No dia da entrevista, a brasileira levou a reportagem para um tour gastronômico em Nyamirambo, uma popular região de Kigali onde vivem muitos muçulmanos. A capital ruandesa faz jus a fama de mais limpa do continente africano, embora os desafios urbanos existam aqui também.

A vida em Ruanda

Caroline se considera uma pessoa bem crítica e destaca a influência do autoritário governo de Ruanda no dia a dia da população. O país é comandado pelo mesmo homem há mais de 20 anos. O presidente Paul Kagame tem influência na política de Ruanda desde os anos 1990, quando houve o genocídio contra uma das três etnias do país. Fala-se em quase um milhão de mortos naquele sangrento ano de 1994. Este ainda é um assunto delicado para se tocar com quem não se conhece bem por aqui.

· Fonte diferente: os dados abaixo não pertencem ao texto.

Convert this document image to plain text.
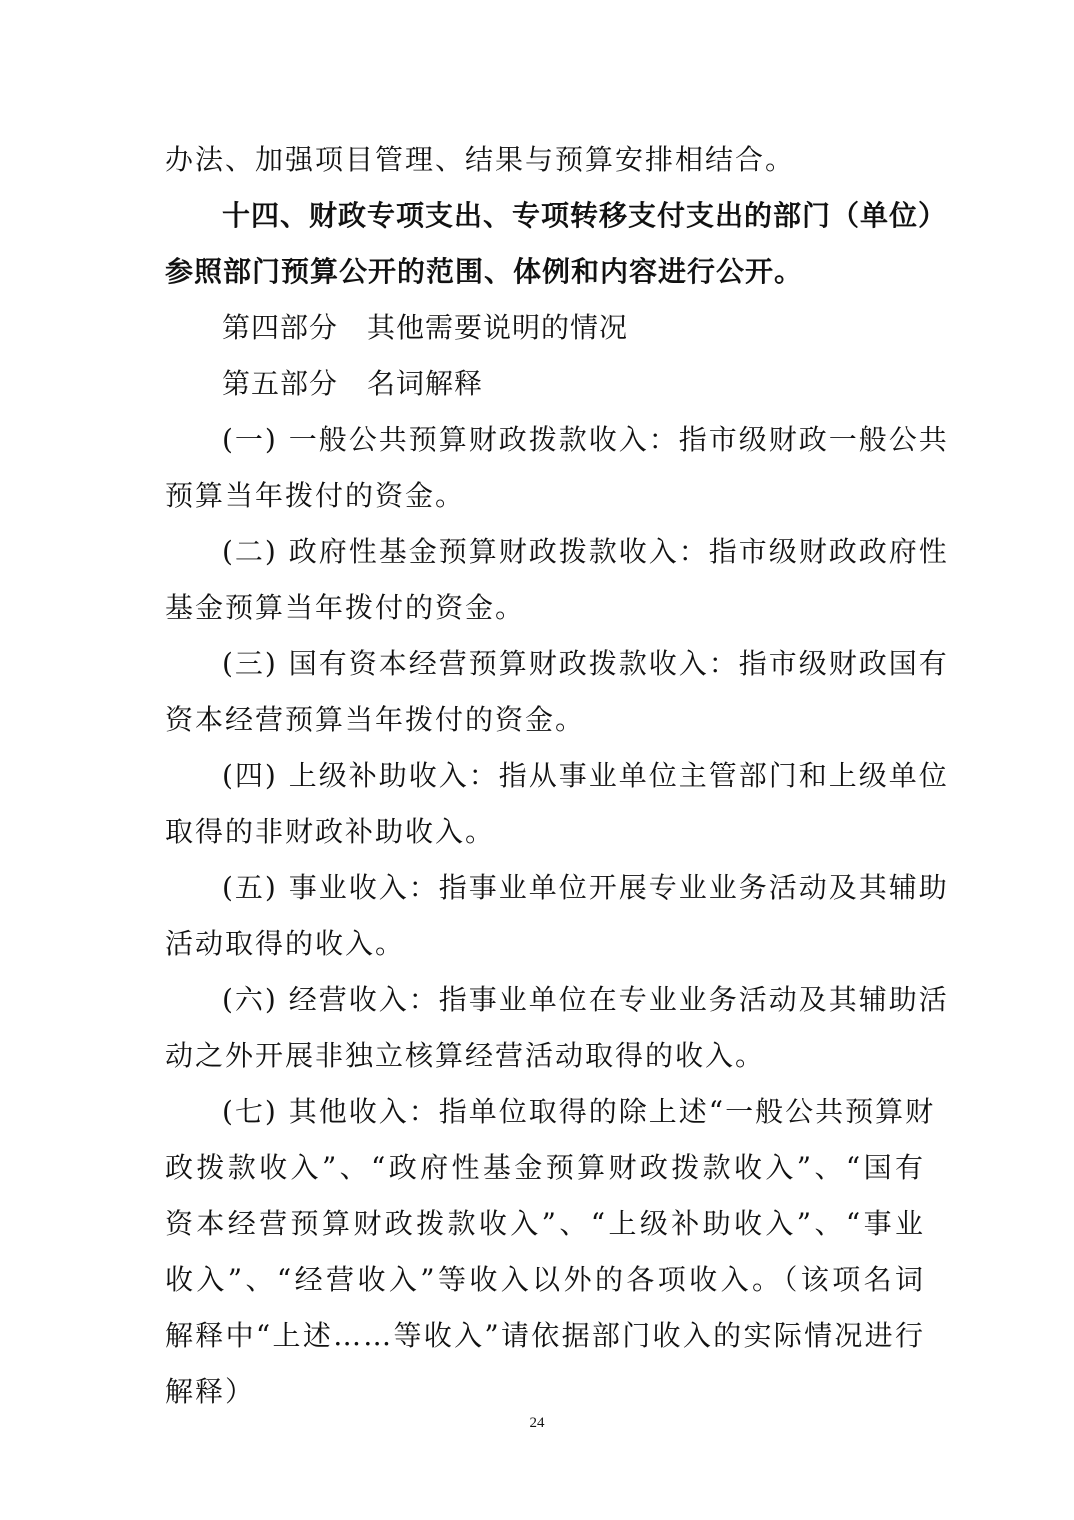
办法、加强项目管理、结果与预算安排相结合。
十四、财政专项支出、专项转移支付支出的部门（单位）
参照部门预算公开的范围、体例和内容进行公开。
第四部分　其他需要说明的情况
第五部分　名词解释
(一) 一般公共预算财政拨款收入：指市级财政一般公共
预算当年拨付的资金。
(二) 政府性基金预算财政拨款收入：指市级财政政府性
基金预算当年拨付的资金。
(三) 国有资本经营预算财政拨款收入：指市级财政国有
资本经营预算当年拨付的资金。
(四) 上级补助收入：指从事业单位主管部门和上级单位
取得的非财政补助收入。
(五) 事业收入：指事业单位开展专业业务活动及其辅助
活动取得的收入。
(六) 经营收入：指事业单位在专业业务活动及其辅助活
动之外开展非独立核算经营活动取得的收入。
(七) 其他收入：指单位取得的除上述“一般公共预算财
政拨款收入”、“政府性基金预算财政拨款收入”、“国有
资本经营预算财政拨款收入”、“上级补助收入”、“事业
收入”、“经营收入”等收入以外的各项收入。（该项名词
解释中“上述……等收入”请依据部门收入的实际情况进行
解释）
24
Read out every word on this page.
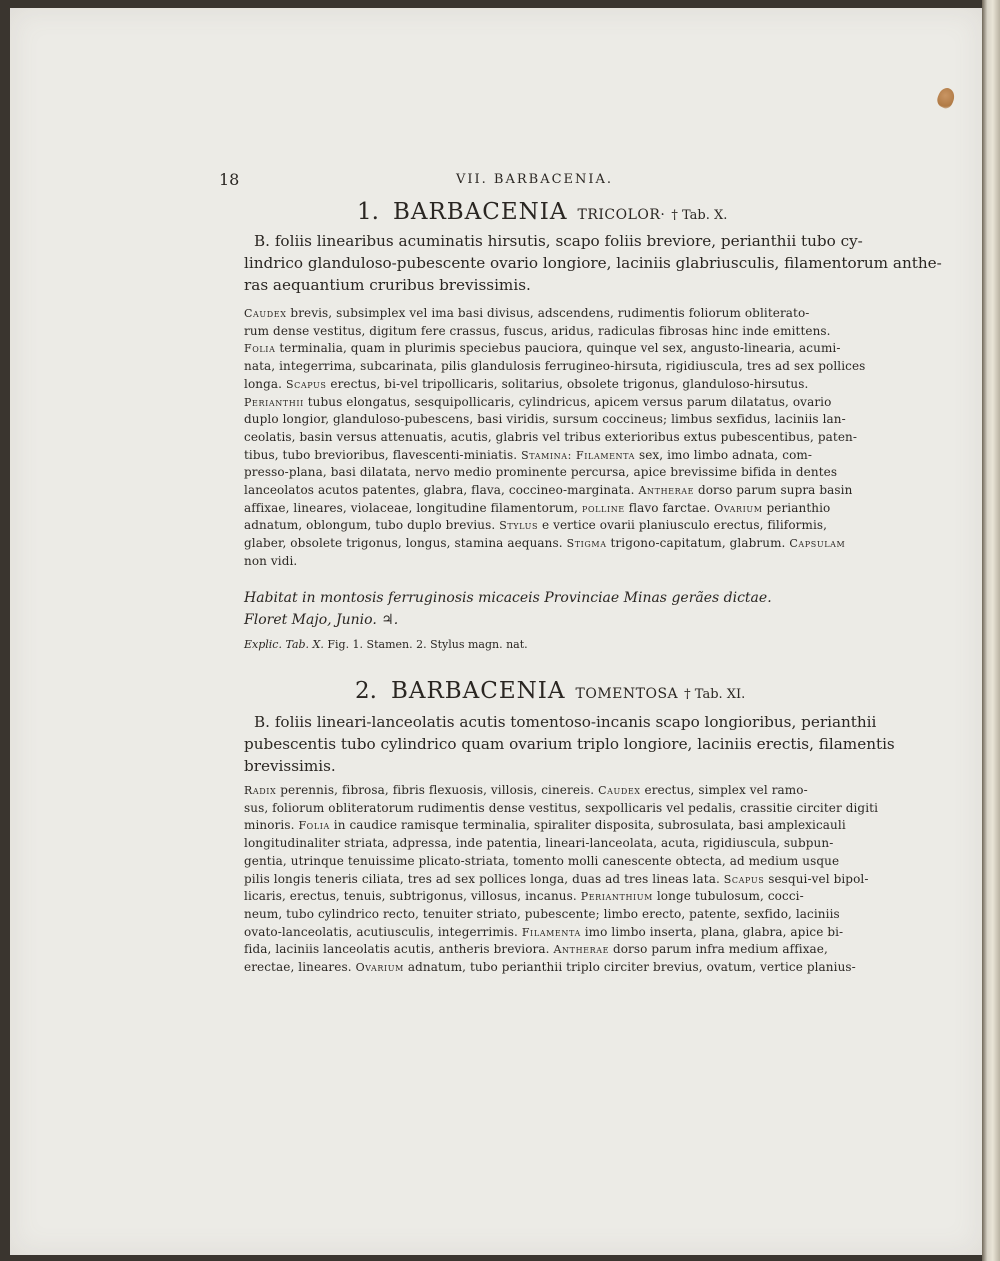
18	VII. BARBACENIA.
1. BARBACENIA TRICOLOR· † Tab. X.
B. foliis linearibus acuminatis hirsutis, scapo foliis breviore, perianthii tubo cy-
lindrico glanduloso-pubescente ovario longiore, laciniis glabriusculis, filamentorum anthe-
ras aequantium cruribus brevissimis.
Caudex brevis, subsimplex vel ima basi divisus, adscendens, rudimentis foliorum obliterato-
rum dense vestitus, digitum fere crassus, fuscus, aridus, radiculas fibrosas hinc inde emittens.
Folia terminalia, quam in plurimis speciebus pauciora, quinque vel sex, angusto-linearia, acumi-
nata, integerrima, subcarinata, pilis glandulosis ferrugineo-hirsuta, rigidiuscula, tres ad sex pollices
longa. Scapus erectus, bi-vel tripollicaris, solitarius, obsolete trigonus, glanduloso-hirsutus.
Perianthii tubus elongatus, sesquipollicaris, cylindricus, apicem versus parum dilatatus, ovario
duplo longior, glanduloso-pubescens, basi viridis, sursum coccineus; limbus sexfidus, laciniis lan-
ceolatis, basin versus attenuatis, acutis, glabris vel tribus exterioribus extus pubescentibus, paten-
tibus, tubo brevioribus, flavescenti-miniatis. Stamina: Filamenta sex, imo limbo adnata, com-
presso-plana, basi dilatata, nervo medio prominente percursa, apice brevissime bifida in dentes
lanceolatos acutos patentes, glabra, flava, coccineo-marginata. Antherae dorso parum supra basin
affixae, lineares, violaceae, longitudine filamentorum, polline flavo farctae. Ovarium perianthio
adnatum, oblongum, tubo duplo brevius. Stylus e vertice ovarii planiusculo erectus, filiformis,
glaber, obsolete trigonus, longus, stamina aequans. Stigma trigono-capitatum, glabrum. Capsulam
non vidi.
Habitat in montosis ferruginosis micaceis Provinciae Minas gerães dictae.
Floret Majo, Junio. ♃.
Explic. Tab. X. Fig. 1. Stamen. 2. Stylus magn. nat.
2. BARBACENIA TOMENTOSA † Tab. XI.
B. foliis lineari-lanceolatis acutis tomentoso-incanis scapo longioribus, perianthii
pubescentis tubo cylindrico quam ovarium triplo longiore, laciniis erectis, filamentis
brevissimis.
Radix perennis, fibrosa, fibris flexuosis, villosis, cinereis. Caudex erectus, simplex vel ramo-
sus, foliorum obliteratorum rudimentis dense vestitus, sexpollicaris vel pedalis, crassitie circiter digiti
minoris. Folia in caudice ramisque terminalia, spiraliter disposita, subrosulata, basi amplexicauli
longitudinaliter striata, adpressa, inde patentia, lineari-lanceolata, acuta, rigidiuscula, subpun-
gentia, utrinque tenuissime plicato-striata, tomento molli canescente obtecta, ad medium usque
pilis longis teneris ciliata, tres ad sex pollices longa, duas ad tres lineas lata. Scapus sesqui-vel bipol-
licaris, erectus, tenuis, subtrigonus, villosus, incanus. Perianthium longe tubulosum, cocci-
neum, tubo cylindrico recto, tenuiter striato, pubescente; limbo erecto, patente, sexfido, laciniis
ovato-lanceolatis, acutiusculis, integerrimis. Filamenta imo limbo inserta, plana, glabra, apice bi-
fida, laciniis lanceolatis acutis, antheris breviora. Antherae dorso parum infra medium affixae,
erectae, lineares. Ovarium adnatum, tubo perianthii triplo circiter brevius, ovatum, vertice planius-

A pele bronzeada e os lisos cabelos escuros que fariam Caroline ser chamada de morena no Brasil a fazem ter um tratamento privilegiado, como uma branca estrangeira em Ruanda.

Ela ressalta que Kigali é uma cidade muito segura, o que para ela também tem a ver com este autoritarismo do governo. É comum ver policiais e até seguranças privados armados com fuzis nas ruas.

Apesar das críticas ao chamado terceiro setor, ela recomenda a experiência, mas com cautela. “Se a pessoa tem interesse em conhecer esse mundo do desenvolvimento internacional é uma experiência importante, inclusive para ter essa percepção mais de perto. Mas tem de vir com a consciência de que não é tudo lindo, ‘cor de rosa’, que existem questões mais complexas que passam por essa questão de, alguma forma, ainda se hierarquizar o que é ocidente, europeu, americano, e o que é ‘não ocidente’, o sul global. No caso, a África, mas pode ser a América do Sul. Então é preciso ter consciência de que isso ainda existe, esse predomínio do norte global sobre o sul global”, conta.

Ela considera a atual experiência “válida”, mas continua se fazendo perguntas como “a quem estou beneficiando com meu trabalho? A quem estou dedicando minha energia?”. A brasileira deixa transparecer que Ruanda não é onde pretende passar o resto da vida. Quer voltar ao Brasil um dia e acredita que esta experiência também a ajudará quando este momento chegar.

“A gente, sim, tem questões muito sérias no nosso país, mas a gente tem a clareza de onde a gente deveria ou poderia ir. E isso de alguma forma até me dá mais motivação talvez em voltar para o Brasil em algum momento e também saber qual o nosso papel, o que a gente pode fazer pelo país”, finalizou.